Her music is not well known here, although hopefully that will change as ensembles seek to include more music composed by women: for example, last spring, Chiarina Chamber Players performed her Harp Sonata and her Piano Trio. Pianist Nicolas Horvath, known for his marathon complete performances and recordings of many modern composers such as Satie, Stockhausen, and Glass, is undertaking a complete recording of her piano music. These three volumes will bring together all of the composer's pieces for piano, many recorded for the first time, thanks to permission granted by the composer's granddaughter and sole heir.
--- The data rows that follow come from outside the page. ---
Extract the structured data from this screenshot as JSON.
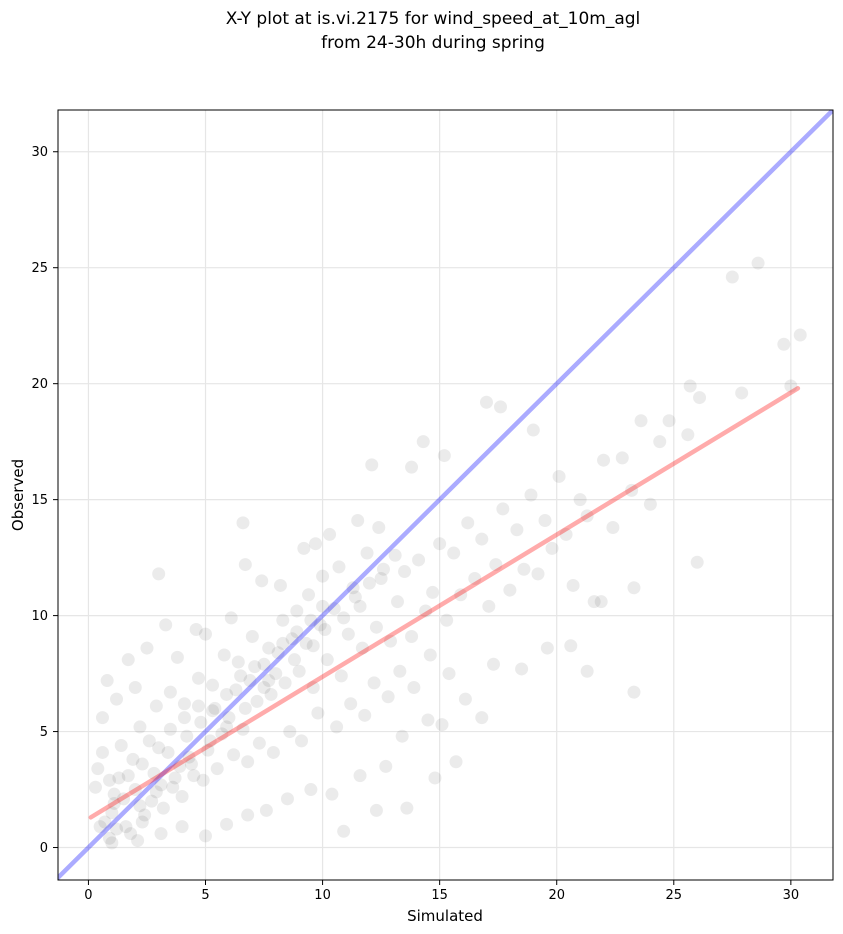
{
  "chart_data": {
    "type": "scatter",
    "title": "X-Y plot at is.vi.2175 for wind_speed_at_10m_agl",
    "subtitle": "from 24-30h during spring",
    "xlabel": "Simulated",
    "ylabel": "Observed",
    "xlim": [
      -1.3,
      31.8
    ],
    "ylim": [
      -1.4,
      31.8
    ],
    "xticks": [
      0,
      5,
      10,
      15,
      20,
      25,
      30
    ],
    "yticks": [
      0,
      5,
      10,
      15,
      20,
      25,
      30
    ],
    "grid": true,
    "point_color": "#000000",
    "point_alpha": 0.08,
    "series": [
      {
        "type": "scatter",
        "points": [
          [
            0.9,
            0.4
          ],
          [
            1.0,
            1.5
          ],
          [
            1.2,
            0.8
          ],
          [
            1.5,
            2.1
          ],
          [
            0.7,
            1.1
          ],
          [
            1.8,
            0.6
          ],
          [
            2.0,
            2.5
          ],
          [
            1.3,
            3.0
          ],
          [
            0.5,
            0.9
          ],
          [
            1.1,
            1.9
          ],
          [
            2.4,
            1.4
          ],
          [
            2.8,
            3.2
          ],
          [
            3.1,
            2.7
          ],
          [
            3.4,
            4.1
          ],
          [
            2.6,
            4.6
          ],
          [
            3.9,
            3.5
          ],
          [
            4.2,
            4.8
          ],
          [
            4.5,
            3.1
          ],
          [
            4.8,
            5.4
          ],
          [
            5.1,
            4.2
          ],
          [
            5.4,
            6.0
          ],
          [
            5.7,
            4.9
          ],
          [
            6.0,
            5.6
          ],
          [
            6.3,
            6.8
          ],
          [
            6.6,
            5.1
          ],
          [
            6.9,
            7.2
          ],
          [
            7.2,
            6.3
          ],
          [
            7.5,
            7.9
          ],
          [
            7.8,
            6.6
          ],
          [
            8.1,
            8.4
          ],
          [
            8.4,
            7.1
          ],
          [
            8.7,
            9.0
          ],
          [
            9.0,
            7.6
          ],
          [
            9.3,
            8.8
          ],
          [
            9.6,
            6.9
          ],
          [
            9.9,
            9.6
          ],
          [
            10.2,
            8.1
          ],
          [
            10.5,
            10.3
          ],
          [
            10.8,
            7.4
          ],
          [
            11.1,
            9.2
          ],
          [
            11.4,
            10.8
          ],
          [
            11.7,
            8.6
          ],
          [
            12.0,
            11.4
          ],
          [
            12.3,
            9.5
          ],
          [
            12.6,
            12.0
          ],
          [
            12.9,
            8.9
          ],
          [
            13.2,
            10.6
          ],
          [
            13.5,
            11.9
          ],
          [
            13.8,
            9.1
          ],
          [
            14.1,
            12.4
          ],
          [
            14.4,
            10.2
          ],
          [
            14.7,
            11.0
          ],
          [
            15.0,
            13.1
          ],
          [
            15.3,
            9.8
          ],
          [
            15.6,
            12.7
          ],
          [
            15.9,
            10.9
          ],
          [
            16.2,
            14.0
          ],
          [
            16.5,
            11.6
          ],
          [
            16.8,
            13.3
          ],
          [
            17.1,
            10.4
          ],
          [
            17.4,
            12.2
          ],
          [
            17.7,
            14.6
          ],
          [
            18.0,
            11.1
          ],
          [
            18.3,
            13.7
          ],
          [
            18.6,
            12.0
          ],
          [
            18.9,
            15.2
          ],
          [
            19.2,
            11.8
          ],
          [
            19.5,
            14.1
          ],
          [
            19.8,
            12.9
          ],
          [
            20.1,
            16.0
          ],
          [
            20.4,
            13.5
          ],
          [
            20.7,
            11.3
          ],
          [
            21.0,
            15.0
          ],
          [
            21.3,
            14.3
          ],
          [
            21.6,
            10.6
          ],
          [
            22.0,
            16.7
          ],
          [
            22.4,
            13.8
          ],
          [
            22.8,
            16.8
          ],
          [
            23.2,
            15.4
          ],
          [
            23.6,
            18.4
          ],
          [
            24.0,
            14.8
          ],
          [
            24.4,
            17.5
          ],
          [
            24.8,
            18.4
          ],
          [
            25.6,
            17.8
          ],
          [
            25.7,
            19.9
          ],
          [
            26.0,
            12.3
          ],
          [
            26.1,
            19.4
          ],
          [
            27.5,
            24.6
          ],
          [
            28.6,
            25.2
          ],
          [
            27.9,
            19.6
          ],
          [
            29.7,
            21.7
          ],
          [
            30.4,
            22.1
          ],
          [
            30.0,
            19.9
          ],
          [
            23.3,
            6.7
          ],
          [
            23.3,
            11.2
          ],
          [
            21.3,
            7.6
          ],
          [
            16.8,
            5.6
          ],
          [
            15.7,
            3.7
          ],
          [
            14.8,
            3.0
          ],
          [
            13.6,
            1.7
          ],
          [
            10.9,
            0.7
          ],
          [
            12.3,
            1.6
          ],
          [
            3.0,
            11.8
          ],
          [
            6.6,
            14.0
          ],
          [
            6.7,
            12.2
          ],
          [
            12.1,
            16.5
          ],
          [
            14.3,
            17.5
          ],
          [
            15.2,
            16.9
          ],
          [
            17.0,
            19.2
          ],
          [
            17.6,
            19.0
          ],
          [
            13.8,
            16.4
          ],
          [
            19.0,
            18.0
          ],
          [
            0.6,
            5.6
          ],
          [
            1.2,
            6.4
          ],
          [
            0.8,
            7.2
          ],
          [
            2.0,
            6.9
          ],
          [
            1.7,
            8.1
          ],
          [
            2.5,
            8.6
          ],
          [
            3.3,
            9.6
          ],
          [
            3.8,
            8.2
          ],
          [
            4.6,
            9.4
          ],
          [
            5.0,
            9.2
          ],
          [
            6.1,
            9.9
          ],
          [
            7.4,
            11.5
          ],
          [
            8.2,
            11.3
          ],
          [
            9.2,
            12.9
          ],
          [
            9.7,
            13.1
          ],
          [
            10.3,
            13.5
          ],
          [
            11.5,
            14.1
          ],
          [
            12.4,
            13.8
          ],
          [
            13.1,
            12.6
          ],
          [
            2.1,
            0.3
          ],
          [
            3.1,
            0.6
          ],
          [
            4.0,
            0.9
          ],
          [
            5.0,
            0.5
          ],
          [
            5.9,
            1.0
          ],
          [
            6.8,
            1.4
          ],
          [
            7.6,
            1.6
          ],
          [
            8.5,
            2.1
          ],
          [
            9.5,
            2.5
          ],
          [
            10.4,
            2.3
          ],
          [
            11.6,
            3.1
          ],
          [
            12.7,
            3.5
          ],
          [
            13.4,
            4.8
          ],
          [
            14.5,
            5.5
          ],
          [
            15.1,
            5.3
          ],
          [
            16.1,
            6.4
          ],
          [
            17.3,
            7.9
          ],
          [
            18.5,
            7.7
          ],
          [
            19.6,
            8.6
          ],
          [
            20.6,
            8.7
          ],
          [
            21.9,
            10.6
          ],
          [
            0.3,
            2.6
          ],
          [
            0.4,
            3.4
          ],
          [
            0.6,
            4.1
          ],
          [
            0.9,
            2.9
          ],
          [
            1.4,
            4.4
          ],
          [
            1.9,
            3.8
          ],
          [
            2.2,
            5.2
          ],
          [
            2.9,
            6.1
          ],
          [
            3.5,
            6.7
          ],
          [
            4.1,
            6.2
          ],
          [
            4.7,
            7.3
          ],
          [
            5.3,
            7.0
          ],
          [
            5.8,
            8.3
          ],
          [
            6.4,
            8.0
          ],
          [
            7.0,
            9.1
          ],
          [
            7.7,
            8.6
          ],
          [
            8.3,
            9.8
          ],
          [
            8.9,
            10.2
          ],
          [
            9.4,
            10.9
          ],
          [
            10.0,
            11.7
          ],
          [
            10.7,
            12.1
          ],
          [
            11.3,
            11.2
          ],
          [
            11.9,
            12.7
          ],
          [
            12.5,
            11.6
          ],
          [
            2.3,
            1.1
          ],
          [
            2.7,
            2.0
          ],
          [
            3.2,
            1.7
          ],
          [
            3.6,
            2.6
          ],
          [
            4.0,
            2.2
          ],
          [
            4.4,
            3.6
          ],
          [
            4.9,
            2.9
          ],
          [
            5.5,
            3.4
          ],
          [
            6.2,
            4.0
          ],
          [
            6.8,
            3.7
          ],
          [
            7.3,
            4.5
          ],
          [
            7.9,
            4.1
          ],
          [
            8.6,
            5.0
          ],
          [
            9.1,
            4.6
          ],
          [
            9.8,
            5.8
          ],
          [
            10.6,
            5.2
          ],
          [
            11.2,
            6.2
          ],
          [
            11.8,
            5.7
          ],
          [
            12.2,
            7.1
          ],
          [
            12.8,
            6.5
          ],
          [
            13.3,
            7.6
          ],
          [
            13.9,
            6.9
          ],
          [
            14.6,
            8.3
          ],
          [
            15.4,
            7.5
          ],
          [
            1.0,
            0.2
          ],
          [
            1.6,
            0.9
          ],
          [
            2.2,
            1.8
          ],
          [
            2.9,
            2.4
          ],
          [
            3.7,
            3.0
          ],
          [
            4.3,
            3.9
          ],
          [
            5.2,
            4.6
          ],
          [
            5.9,
            5.2
          ],
          [
            6.7,
            6.0
          ],
          [
            7.5,
            6.9
          ],
          [
            8.0,
            7.5
          ],
          [
            8.8,
            8.1
          ],
          [
            9.6,
            8.7
          ],
          [
            10.1,
            9.4
          ],
          [
            10.9,
            9.9
          ],
          [
            11.6,
            10.4
          ],
          [
            1.1,
            2.3
          ],
          [
            1.7,
            3.1
          ],
          [
            2.3,
            3.6
          ],
          [
            3.0,
            4.3
          ],
          [
            3.5,
            5.1
          ],
          [
            4.1,
            5.6
          ],
          [
            4.7,
            6.1
          ],
          [
            5.3,
            5.9
          ],
          [
            5.9,
            6.6
          ],
          [
            6.5,
            7.4
          ],
          [
            7.1,
            7.8
          ],
          [
            7.7,
            7.2
          ],
          [
            8.3,
            8.8
          ],
          [
            8.9,
            9.3
          ],
          [
            9.5,
            9.8
          ],
          [
            10.0,
            10.4
          ]
        ]
      }
    ],
    "lines": [
      {
        "name": "",
        "color": "#0000ff",
        "alpha": 0.33,
        "x": [
          -1.3,
          31.8
        ],
        "y": [
          -1.3,
          31.8
        ]
      },
      {
        "name": "",
        "color": "#ff0000",
        "alpha": 0.33,
        "x": [
          0.1,
          30.3
        ],
        "y": [
          1.3,
          19.8
        ]
      }
    ]
  }
}
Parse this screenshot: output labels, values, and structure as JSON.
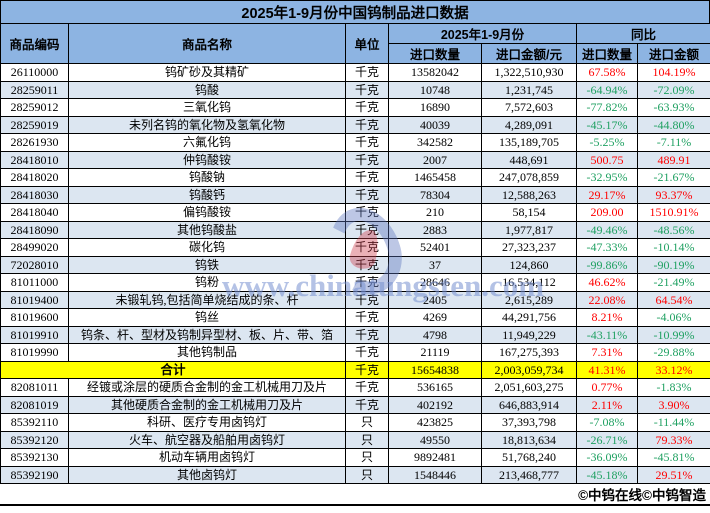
{
  "title": "2025年1-9月份中国钨制品进口数据",
  "table": {
    "headers": {
      "code": "商品编码",
      "name": "商品名称",
      "unit": "单位",
      "period_group": "2025年1-9月份",
      "yoy_group": "同比",
      "qty": "进口数量",
      "amount": "进口金额/元",
      "yoy_qty": "进口数量",
      "yoy_amount": "进口金额"
    },
    "rows": [
      {
        "code": "26110000",
        "name": "钨矿砂及其精矿",
        "unit": "千克",
        "qty": "13582042",
        "amount": "1,322,510,930",
        "yoy_qty": "67.58%",
        "yoy_amount": "104.19%"
      },
      {
        "code": "28259011",
        "name": "钨酸",
        "unit": "千克",
        "qty": "10748",
        "amount": "1,231,745",
        "yoy_qty": "-64.94%",
        "yoy_amount": "-72.09%"
      },
      {
        "code": "28259012",
        "name": "三氧化钨",
        "unit": "千克",
        "qty": "16890",
        "amount": "7,572,603",
        "yoy_qty": "-77.82%",
        "yoy_amount": "-63.93%"
      },
      {
        "code": "28259019",
        "name": "未列名钨的氧化物及氢氧化物",
        "unit": "千克",
        "qty": "40039",
        "amount": "4,289,091",
        "yoy_qty": "-45.17%",
        "yoy_amount": "-44.80%"
      },
      {
        "code": "28261930",
        "name": "六氟化钨",
        "unit": "千克",
        "qty": "342582",
        "amount": "135,189,705",
        "yoy_qty": "-5.25%",
        "yoy_amount": "-7.11%"
      },
      {
        "code": "28418010",
        "name": "仲钨酸铵",
        "unit": "千克",
        "qty": "2007",
        "amount": "448,691",
        "yoy_qty": "500.75",
        "yoy_amount": "489.91"
      },
      {
        "code": "28418020",
        "name": "钨酸钠",
        "unit": "千克",
        "qty": "1465458",
        "amount": "247,078,859",
        "yoy_qty": "-32.95%",
        "yoy_amount": "-21.67%"
      },
      {
        "code": "28418030",
        "name": "钨酸钙",
        "unit": "千克",
        "qty": "78304",
        "amount": "12,588,263",
        "yoy_qty": "29.17%",
        "yoy_amount": "93.37%"
      },
      {
        "code": "28418040",
        "name": "偏钨酸铵",
        "unit": "千克",
        "qty": "210",
        "amount": "58,154",
        "yoy_qty": "209.00",
        "yoy_amount": "1510.91%"
      },
      {
        "code": "28418090",
        "name": "其他钨酸盐",
        "unit": "千克",
        "qty": "2883",
        "amount": "1,977,817",
        "yoy_qty": "-49.46%",
        "yoy_amount": "-48.56%"
      },
      {
        "code": "28499020",
        "name": "碳化钨",
        "unit": "千克",
        "qty": "52401",
        "amount": "27,323,237",
        "yoy_qty": "-47.33%",
        "yoy_amount": "-10.14%"
      },
      {
        "code": "72028010",
        "name": "钨铁",
        "unit": "千克",
        "qty": "37",
        "amount": "124,860",
        "yoy_qty": "-99.86%",
        "yoy_amount": "-90.19%"
      },
      {
        "code": "81011000",
        "name": "钨粉",
        "unit": "千克",
        "qty": "28646",
        "amount": "16,534,112",
        "yoy_qty": "46.62%",
        "yoy_amount": "-21.49%"
      },
      {
        "code": "81019400",
        "name": "未锻轧钨,包括简单烧结成的条、杆",
        "unit": "千克",
        "qty": "2405",
        "amount": "2,615,289",
        "yoy_qty": "22.08%",
        "yoy_amount": "64.54%"
      },
      {
        "code": "81019600",
        "name": "钨丝",
        "unit": "千克",
        "qty": "4269",
        "amount": "44,291,756",
        "yoy_qty": "8.21%",
        "yoy_amount": "-4.06%"
      },
      {
        "code": "81019910",
        "name": "钨条、杆、型材及钨制异型材、板、片、带、箔",
        "unit": "千克",
        "qty": "4798",
        "amount": "11,949,229",
        "yoy_qty": "-43.11%",
        "yoy_amount": "-10.99%"
      },
      {
        "code": "81019990",
        "name": "其他钨制品",
        "unit": "千克",
        "qty": "21119",
        "amount": "167,275,393",
        "yoy_qty": "7.31%",
        "yoy_amount": "-29.88%"
      },
      {
        "is_total": true,
        "code": "",
        "name": "合计",
        "unit": "千克",
        "qty": "15654838",
        "amount": "2,003,059,734",
        "yoy_qty": "41.31%",
        "yoy_amount": "33.12%"
      },
      {
        "code": "82081011",
        "name": "经镀或涂层的硬质合金制的金工机械用刀及片",
        "unit": "千克",
        "qty": "536165",
        "amount": "2,051,603,275",
        "yoy_qty": "0.77%",
        "yoy_amount": "-1.83%"
      },
      {
        "code": "82081019",
        "name": "其他硬质合金制的金工机械用刀及片",
        "unit": "千克",
        "qty": "402192",
        "amount": "646,883,914",
        "yoy_qty": "2.11%",
        "yoy_amount": "3.90%"
      },
      {
        "code": "85392110",
        "name": "科研、医疗专用卤钨灯",
        "unit": "只",
        "qty": "423825",
        "amount": "37,393,798",
        "yoy_qty": "-7.08%",
        "yoy_amount": "-11.44%"
      },
      {
        "code": "85392120",
        "name": "火车、航空器及船舶用卤钨灯",
        "unit": "只",
        "qty": "49550",
        "amount": "18,813,634",
        "yoy_qty": "-26.71%",
        "yoy_amount": "79.33%"
      },
      {
        "code": "85392130",
        "name": "机动车辆用卤钨灯",
        "unit": "只",
        "qty": "9892481",
        "amount": "51,768,240",
        "yoy_qty": "-36.09%",
        "yoy_amount": "-45.81%"
      },
      {
        "code": "85392190",
        "name": "其他卤钨灯",
        "unit": "只",
        "qty": "1548446",
        "amount": "213,468,777",
        "yoy_qty": "-45.18%",
        "yoy_amount": "29.51%"
      }
    ]
  },
  "footer": {
    "credit": "©中钨在线©中钨智造"
  },
  "watermark": {
    "text": "www.chinatungsten.com",
    "logo": "chinatungsten-flame-logo"
  },
  "colors": {
    "positive": "#FF0000",
    "negative": "#20A162",
    "header_bg": "#8DB4E2",
    "alt_row_bg": "#DCE6F1",
    "total_row_bg": "#FFFF00"
  }
}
Most of the pieces in this first volume are short character pieces, many collected into longer suites. Like Nadia Boulanger she was interested in the monuments of French music history. She collected transcriptions of bits of music by Lully and other French and Italian composers in her Petites ouvertures d'airs anciens, while the influence of baroque style runs through her collection Fleurs de France and the Suite dans le style Louis XV. She was, among other things, talented at mimicry, with many of these brief pieces in imitation of various types of music both real and fanciful (Wagner, Debussy, Ravel, Sicilienne, Inca, Amazon).

The only track longer than a few minutes is the piano version of her unusual score for Sous le rampart d'Athènes, music dominated by trilling figures that is probably much more interesting in its orchestral incarnation. Tailleferre met the writer Paul Claudel, the younger brother of the sculptor Camille Claudel, on a ship returning to Europe after her first American stay. He commissioned her to write incidental music for this "philosophical dialogue" written to commemorate the centenary of the scholar Marcellin Berthelot's birth. Horvath's interpretations are sensitive and profound, although at times there are some technical shortcomings, as in repeated-note sections, which can be a little hesitant and clotted.